Latest update January 17th, 2025 6:30 AM
Jan 10, 2014 News
By Zena Henry
City Hall is seeking to make garbage control – dumping and collection – its number one priority this year. As the city continues to be plagued with rubbish pile-ups resulting from indiscriminate dumping, the Council is thus moving towards a 2014 budget that focuses earnestly on the management of garbage and its collection.
Public Relations Officer Royston King told Kaieteur News yesterday that a consensus has been reached among Councilors, that the city’s current garbage situation is the first matter that should be addressed in this year’s budget.
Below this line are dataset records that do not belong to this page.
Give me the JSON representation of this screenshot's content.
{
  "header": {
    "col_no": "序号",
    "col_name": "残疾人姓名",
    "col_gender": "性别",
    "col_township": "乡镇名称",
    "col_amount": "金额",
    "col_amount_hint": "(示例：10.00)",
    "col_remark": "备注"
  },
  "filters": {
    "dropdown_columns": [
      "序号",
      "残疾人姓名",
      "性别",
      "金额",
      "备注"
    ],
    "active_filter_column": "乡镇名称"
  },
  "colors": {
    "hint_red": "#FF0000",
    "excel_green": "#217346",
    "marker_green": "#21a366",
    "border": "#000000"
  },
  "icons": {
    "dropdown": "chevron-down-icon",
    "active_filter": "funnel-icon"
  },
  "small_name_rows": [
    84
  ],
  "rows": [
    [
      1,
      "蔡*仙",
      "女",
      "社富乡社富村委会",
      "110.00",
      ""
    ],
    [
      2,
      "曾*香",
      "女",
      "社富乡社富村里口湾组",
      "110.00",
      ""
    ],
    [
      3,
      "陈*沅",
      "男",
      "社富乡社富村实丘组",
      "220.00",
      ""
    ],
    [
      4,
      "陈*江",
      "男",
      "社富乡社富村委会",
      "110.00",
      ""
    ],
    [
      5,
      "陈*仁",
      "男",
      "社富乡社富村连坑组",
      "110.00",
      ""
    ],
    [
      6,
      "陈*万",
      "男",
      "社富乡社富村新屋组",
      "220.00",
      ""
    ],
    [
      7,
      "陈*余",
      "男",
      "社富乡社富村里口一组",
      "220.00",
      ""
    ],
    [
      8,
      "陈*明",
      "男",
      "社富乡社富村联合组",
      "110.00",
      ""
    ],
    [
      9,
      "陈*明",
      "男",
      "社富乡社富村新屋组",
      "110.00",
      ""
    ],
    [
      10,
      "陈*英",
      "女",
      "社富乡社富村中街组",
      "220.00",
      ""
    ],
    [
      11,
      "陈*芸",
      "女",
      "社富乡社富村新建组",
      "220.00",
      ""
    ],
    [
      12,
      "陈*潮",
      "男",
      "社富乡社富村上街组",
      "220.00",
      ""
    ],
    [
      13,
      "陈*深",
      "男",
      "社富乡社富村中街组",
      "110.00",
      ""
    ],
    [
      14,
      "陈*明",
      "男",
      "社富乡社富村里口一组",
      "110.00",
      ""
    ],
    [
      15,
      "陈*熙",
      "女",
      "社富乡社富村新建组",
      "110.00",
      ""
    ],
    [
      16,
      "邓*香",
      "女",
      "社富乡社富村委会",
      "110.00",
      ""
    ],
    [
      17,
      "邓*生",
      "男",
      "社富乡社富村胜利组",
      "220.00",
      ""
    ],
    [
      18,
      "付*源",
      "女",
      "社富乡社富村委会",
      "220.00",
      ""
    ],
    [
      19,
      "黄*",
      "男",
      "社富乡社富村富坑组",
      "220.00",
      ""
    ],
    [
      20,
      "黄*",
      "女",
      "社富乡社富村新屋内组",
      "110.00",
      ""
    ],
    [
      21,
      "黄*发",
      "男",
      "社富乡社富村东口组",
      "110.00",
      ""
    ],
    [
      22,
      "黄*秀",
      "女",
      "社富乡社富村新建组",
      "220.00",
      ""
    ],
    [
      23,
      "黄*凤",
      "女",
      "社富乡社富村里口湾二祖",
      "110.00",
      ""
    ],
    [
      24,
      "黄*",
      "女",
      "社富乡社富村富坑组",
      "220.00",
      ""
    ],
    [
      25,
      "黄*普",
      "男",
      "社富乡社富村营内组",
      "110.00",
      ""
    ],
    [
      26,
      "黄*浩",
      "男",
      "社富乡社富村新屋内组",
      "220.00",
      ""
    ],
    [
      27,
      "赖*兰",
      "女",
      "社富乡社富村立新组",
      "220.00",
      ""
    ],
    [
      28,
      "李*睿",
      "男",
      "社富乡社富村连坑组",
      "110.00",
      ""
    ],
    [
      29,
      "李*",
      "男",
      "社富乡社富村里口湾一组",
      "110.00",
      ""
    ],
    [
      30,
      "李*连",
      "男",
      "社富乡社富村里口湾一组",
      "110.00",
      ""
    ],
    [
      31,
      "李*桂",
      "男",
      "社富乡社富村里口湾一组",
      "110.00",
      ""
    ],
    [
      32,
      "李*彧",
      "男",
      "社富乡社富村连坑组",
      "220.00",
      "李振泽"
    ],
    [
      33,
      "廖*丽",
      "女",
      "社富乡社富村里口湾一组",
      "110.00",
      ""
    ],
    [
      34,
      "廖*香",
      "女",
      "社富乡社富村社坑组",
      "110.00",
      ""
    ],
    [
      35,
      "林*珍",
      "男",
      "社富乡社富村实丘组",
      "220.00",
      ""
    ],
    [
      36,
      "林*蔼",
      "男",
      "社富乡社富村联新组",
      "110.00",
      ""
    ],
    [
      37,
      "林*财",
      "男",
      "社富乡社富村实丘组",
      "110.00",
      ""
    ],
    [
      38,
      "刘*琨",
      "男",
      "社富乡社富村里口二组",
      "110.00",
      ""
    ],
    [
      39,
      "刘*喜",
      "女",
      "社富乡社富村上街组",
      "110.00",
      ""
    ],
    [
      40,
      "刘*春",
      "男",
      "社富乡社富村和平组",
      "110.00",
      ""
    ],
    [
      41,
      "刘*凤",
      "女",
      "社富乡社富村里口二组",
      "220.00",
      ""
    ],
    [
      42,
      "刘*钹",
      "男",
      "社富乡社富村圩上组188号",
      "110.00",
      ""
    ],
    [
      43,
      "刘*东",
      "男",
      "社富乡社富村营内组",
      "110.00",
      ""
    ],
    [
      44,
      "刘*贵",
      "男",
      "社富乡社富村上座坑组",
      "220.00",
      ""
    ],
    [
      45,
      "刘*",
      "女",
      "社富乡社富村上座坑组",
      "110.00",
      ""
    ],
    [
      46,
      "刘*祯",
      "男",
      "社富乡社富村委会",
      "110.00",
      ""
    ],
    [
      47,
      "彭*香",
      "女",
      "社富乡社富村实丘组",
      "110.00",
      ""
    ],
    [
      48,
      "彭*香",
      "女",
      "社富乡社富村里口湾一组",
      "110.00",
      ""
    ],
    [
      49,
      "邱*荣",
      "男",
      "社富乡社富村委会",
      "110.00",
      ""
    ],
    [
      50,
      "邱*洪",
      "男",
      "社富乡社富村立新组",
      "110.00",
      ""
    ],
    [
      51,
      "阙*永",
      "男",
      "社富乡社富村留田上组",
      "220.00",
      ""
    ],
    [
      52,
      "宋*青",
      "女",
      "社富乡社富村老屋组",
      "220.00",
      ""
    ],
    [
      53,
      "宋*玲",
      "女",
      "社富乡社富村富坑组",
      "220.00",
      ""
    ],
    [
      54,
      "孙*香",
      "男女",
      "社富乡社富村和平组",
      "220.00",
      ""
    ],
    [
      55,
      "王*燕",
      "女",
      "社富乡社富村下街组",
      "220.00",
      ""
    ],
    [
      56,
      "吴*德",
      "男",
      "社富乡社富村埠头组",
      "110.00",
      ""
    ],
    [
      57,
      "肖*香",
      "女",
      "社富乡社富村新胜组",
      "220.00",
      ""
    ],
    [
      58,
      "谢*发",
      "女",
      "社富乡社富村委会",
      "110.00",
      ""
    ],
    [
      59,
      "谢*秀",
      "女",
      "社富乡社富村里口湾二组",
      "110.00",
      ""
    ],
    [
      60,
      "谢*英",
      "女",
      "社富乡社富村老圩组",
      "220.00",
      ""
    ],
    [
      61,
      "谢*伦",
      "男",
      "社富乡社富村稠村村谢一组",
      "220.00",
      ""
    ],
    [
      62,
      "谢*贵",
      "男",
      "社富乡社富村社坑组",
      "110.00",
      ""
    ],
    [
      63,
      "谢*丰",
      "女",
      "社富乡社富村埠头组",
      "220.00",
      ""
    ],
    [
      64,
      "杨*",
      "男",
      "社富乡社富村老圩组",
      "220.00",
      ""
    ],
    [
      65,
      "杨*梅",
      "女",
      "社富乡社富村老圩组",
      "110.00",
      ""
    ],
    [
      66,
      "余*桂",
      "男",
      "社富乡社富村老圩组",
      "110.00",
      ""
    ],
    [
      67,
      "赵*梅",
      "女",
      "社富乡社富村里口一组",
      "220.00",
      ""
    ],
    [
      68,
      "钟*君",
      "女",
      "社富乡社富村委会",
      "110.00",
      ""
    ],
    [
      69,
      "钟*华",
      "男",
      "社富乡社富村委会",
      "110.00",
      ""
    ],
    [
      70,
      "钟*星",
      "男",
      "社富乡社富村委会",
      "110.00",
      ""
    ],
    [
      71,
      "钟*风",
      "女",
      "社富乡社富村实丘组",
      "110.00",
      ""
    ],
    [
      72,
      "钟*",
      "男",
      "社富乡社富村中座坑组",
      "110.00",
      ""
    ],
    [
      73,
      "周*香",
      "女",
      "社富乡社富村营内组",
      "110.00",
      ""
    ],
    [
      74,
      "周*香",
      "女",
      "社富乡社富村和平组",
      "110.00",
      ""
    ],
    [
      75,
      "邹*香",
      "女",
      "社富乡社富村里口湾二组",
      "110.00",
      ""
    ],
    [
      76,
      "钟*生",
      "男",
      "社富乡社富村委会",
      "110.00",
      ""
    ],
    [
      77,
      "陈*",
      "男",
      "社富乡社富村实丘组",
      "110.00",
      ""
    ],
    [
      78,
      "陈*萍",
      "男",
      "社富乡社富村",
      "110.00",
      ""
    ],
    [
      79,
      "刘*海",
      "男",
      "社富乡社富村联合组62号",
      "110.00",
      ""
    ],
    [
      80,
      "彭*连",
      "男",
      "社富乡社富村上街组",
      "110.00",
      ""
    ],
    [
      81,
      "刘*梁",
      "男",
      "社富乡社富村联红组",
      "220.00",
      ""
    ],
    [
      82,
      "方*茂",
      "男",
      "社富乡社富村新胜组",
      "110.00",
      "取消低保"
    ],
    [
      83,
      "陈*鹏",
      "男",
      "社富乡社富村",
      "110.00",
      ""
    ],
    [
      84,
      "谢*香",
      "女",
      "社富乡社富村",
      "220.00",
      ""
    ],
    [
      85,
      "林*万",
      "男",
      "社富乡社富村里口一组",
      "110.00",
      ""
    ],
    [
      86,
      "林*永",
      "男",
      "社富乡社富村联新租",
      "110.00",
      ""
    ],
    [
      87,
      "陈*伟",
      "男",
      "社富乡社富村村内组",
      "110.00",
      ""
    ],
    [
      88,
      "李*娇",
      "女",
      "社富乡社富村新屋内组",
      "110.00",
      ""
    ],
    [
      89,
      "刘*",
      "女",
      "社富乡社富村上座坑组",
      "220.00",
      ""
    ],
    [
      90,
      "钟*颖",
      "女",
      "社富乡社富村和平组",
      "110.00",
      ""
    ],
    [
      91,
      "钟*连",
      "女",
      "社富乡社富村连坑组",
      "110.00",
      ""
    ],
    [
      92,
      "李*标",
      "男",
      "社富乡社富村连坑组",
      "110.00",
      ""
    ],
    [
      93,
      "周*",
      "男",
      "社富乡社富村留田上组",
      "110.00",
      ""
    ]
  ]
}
At an important meeting held on Wednesday to address the budget sums, King said that, “All Councilors present expressed, in particular, their view that the garbage situation must be Council’s first priority for 2014″.
“Indeed numerous accumulations of garbage in almost every section of the city continue to impact on the health of the environment and the public health of Georgetown.”
Councilor Oscar Clarke, Vice Chairman of the Finance Committee, advocated for a re-look of the Council’s budget which was shot down by the Mayor and majority of Councilors for its lack of depth and “unrealistic make-up.”
The Vice Chairman, it is understood, was very expressive in his remarks about the crisis the garbage situation is posing. It was therefore the collective expression by Councilors that more property cash should be spent in this area.
“Also, Councilors expressed concern about adequate resources to the Constabulary department and instructed the administration to contemplate ways in which more resources could be given to the Constabulary, as they are responsible for public security.”
King said that by the end of Wednesday’s meeting, “the administration was instructed to retool that budget to strengthen the major departments such as Solid Waste, Engineer’s, Public Health, the Constabulary and to increase the capacity of service.”
Another meeting will be held today, while hopes are that come next Monday, the new budget could be presented and passed at Council’s Statutory Meeting. Hostile clashes resulted over budget allocations at the last budget reading towards the end of last year.
The previously presented budget failed to get the support of the Mayor and City Councilors and was also rejected by the Local Government Ministry. The Finance Committee Chairman, Junior Garrett, had told Councilors that whether they approved the budget or not, he would be presenting the figures to the Local Government Ministry. The Finance Committee has been ordered, however, to rework the budget and equip it to suit major problems that continue to plague the city.
Garrett and his team budgeted $2,055,467,116 for the year 2014, taking into consideration funds allocated to the various Municipal departments, and funds allocated for the execution of city jobs. Councilors said that he failed to address the real issues posing difficulty to the Council. Several of them asked about the pursuit of delinquent tax payers and their prosecution. They questioned how funds would be used to improve the debt recovery unit and noted the low tone on the issue of property valuation as a means of revenue generation.
Mayor Hamilton Green at the time hammered the budget proposal by saying it lacked depth and does not cater for the duties and responsibilities of the Municipality. He spoke about the building and maintenance of roads and communities, while highlighting a need for generating revenue.
The Mayor charged that the budget was set “wittingly or unwittingly to embarrass the Council.” “The budget does not say anything about the Council’s constraints and confrontations, thus making it a nonsensical budget,” he told Garrett.